A final settlement of compensation for the failure to refer a pregnant mother with an alarming rise in blood antibodies has been approved in the High Court.
Isabelle “Izzy” Sheehan was born on 29th November 2004 in the Bon Secours Maternity Hospital in Cork suffering from severe spastic quadriparetic cerebral palsy. One month before her birth, a blood test on Isabelle´s mother – Catherine – had revealed an “alarming rise” in blood antibodies that presented a risk of injury to the unborn child; however, consultant obstetrician Dr David Corr had failed to refer Catherine to specialist in foetal medicine.
Now eleven years of age, and despite being described as “bright and intelligent”, Isabelle has difficulty in communicating. Isabelle has a specially-equipped machine that helps her to walk and she attends a Gaelscoil near her home in Mallow in County Cork where she has learned a few words in Irish, but she will required full-time care for the rest of her life.
Liability for Isabelle´s tragic condition was admitted by Dr Corr after Catherine had claimed compensation for the failure to refer her to a specialist.

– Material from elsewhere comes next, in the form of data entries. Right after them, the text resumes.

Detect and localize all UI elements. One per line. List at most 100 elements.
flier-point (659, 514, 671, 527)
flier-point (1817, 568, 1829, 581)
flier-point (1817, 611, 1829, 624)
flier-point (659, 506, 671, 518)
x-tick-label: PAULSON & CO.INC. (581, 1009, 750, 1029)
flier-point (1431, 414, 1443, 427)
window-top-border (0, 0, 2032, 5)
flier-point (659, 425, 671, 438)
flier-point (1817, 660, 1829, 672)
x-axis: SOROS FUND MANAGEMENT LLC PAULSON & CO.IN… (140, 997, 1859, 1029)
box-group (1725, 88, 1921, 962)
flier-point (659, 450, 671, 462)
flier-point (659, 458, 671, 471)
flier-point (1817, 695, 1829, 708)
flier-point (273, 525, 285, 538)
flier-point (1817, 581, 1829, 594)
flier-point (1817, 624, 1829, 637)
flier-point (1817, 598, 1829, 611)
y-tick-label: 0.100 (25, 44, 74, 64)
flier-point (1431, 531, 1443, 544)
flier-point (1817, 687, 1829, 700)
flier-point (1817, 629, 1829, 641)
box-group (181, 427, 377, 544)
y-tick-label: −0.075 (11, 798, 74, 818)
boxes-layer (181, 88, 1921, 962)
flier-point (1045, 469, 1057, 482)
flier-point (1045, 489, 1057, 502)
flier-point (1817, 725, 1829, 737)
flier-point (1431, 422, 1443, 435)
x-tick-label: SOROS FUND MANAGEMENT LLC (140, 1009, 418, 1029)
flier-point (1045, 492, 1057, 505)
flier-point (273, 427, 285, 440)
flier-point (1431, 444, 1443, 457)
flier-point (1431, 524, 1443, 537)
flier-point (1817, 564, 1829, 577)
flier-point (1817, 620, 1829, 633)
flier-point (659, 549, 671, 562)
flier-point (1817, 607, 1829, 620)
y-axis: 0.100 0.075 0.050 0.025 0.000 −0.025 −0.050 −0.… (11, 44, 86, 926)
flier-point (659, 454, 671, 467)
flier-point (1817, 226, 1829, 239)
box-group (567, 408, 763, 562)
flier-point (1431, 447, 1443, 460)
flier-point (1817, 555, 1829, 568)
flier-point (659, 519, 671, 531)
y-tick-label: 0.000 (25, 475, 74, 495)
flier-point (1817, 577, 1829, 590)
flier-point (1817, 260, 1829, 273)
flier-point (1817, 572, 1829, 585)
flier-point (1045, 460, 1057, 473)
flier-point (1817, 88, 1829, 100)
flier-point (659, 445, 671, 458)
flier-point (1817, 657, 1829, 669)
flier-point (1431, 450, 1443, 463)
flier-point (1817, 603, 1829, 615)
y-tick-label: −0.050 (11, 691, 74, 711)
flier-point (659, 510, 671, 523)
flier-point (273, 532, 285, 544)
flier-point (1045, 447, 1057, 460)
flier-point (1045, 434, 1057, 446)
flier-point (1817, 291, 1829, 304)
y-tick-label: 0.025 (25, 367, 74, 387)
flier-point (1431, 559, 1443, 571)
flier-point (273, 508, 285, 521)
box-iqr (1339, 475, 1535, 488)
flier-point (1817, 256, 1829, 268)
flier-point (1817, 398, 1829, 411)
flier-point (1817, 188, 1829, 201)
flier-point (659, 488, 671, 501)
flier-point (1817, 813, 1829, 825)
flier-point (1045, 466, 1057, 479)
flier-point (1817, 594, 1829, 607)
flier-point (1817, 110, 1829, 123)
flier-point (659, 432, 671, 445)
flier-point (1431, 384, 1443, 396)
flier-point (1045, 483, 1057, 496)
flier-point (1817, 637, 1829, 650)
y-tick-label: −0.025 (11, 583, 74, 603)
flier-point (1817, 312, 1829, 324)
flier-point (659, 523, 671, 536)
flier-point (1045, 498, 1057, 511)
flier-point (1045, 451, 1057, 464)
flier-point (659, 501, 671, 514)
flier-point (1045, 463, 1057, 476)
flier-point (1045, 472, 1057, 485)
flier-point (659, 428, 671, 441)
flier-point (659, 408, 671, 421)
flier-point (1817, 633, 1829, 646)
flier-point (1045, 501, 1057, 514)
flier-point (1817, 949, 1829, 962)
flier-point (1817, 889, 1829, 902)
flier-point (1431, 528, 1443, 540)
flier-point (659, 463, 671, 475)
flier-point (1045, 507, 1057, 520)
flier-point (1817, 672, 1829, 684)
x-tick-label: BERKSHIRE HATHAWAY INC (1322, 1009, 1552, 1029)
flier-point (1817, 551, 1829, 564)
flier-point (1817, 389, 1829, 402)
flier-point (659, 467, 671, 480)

The consultant obstetrician said he “very much regrets the outcome in relation to Isabelle´s birth” during a hearing to approve an initial interim settlement of compensation in October 2011.
A second interim settlement of compensation for the failure to refer was approved in 2013 and – due for a further interim settlement of compensation – Isabelle´s mother asked for a final lump sum payment in order to avoid the disruption to Isabelle´s life in the weeks leading up to each assessment of her needs.
The request for a lump sum payment was granted and, approving the final settlement of €9 million compensation for the failure to refer Catherine to a specialist, High Court President Mr Justice Peter Kelly said it was a fair and reasonable settlement and underscored the necessity for the introduction of a periodic payments scheme.
Agreeing it was understandable that Isabelle’s parents were weary with interim settlements, Mr Justice Kelly paid tribute to Catherine and Colm Sheehan – saying that Isabelle would not have made the progress she had without the “truly remarkable” love, care and attention they have lavished on her.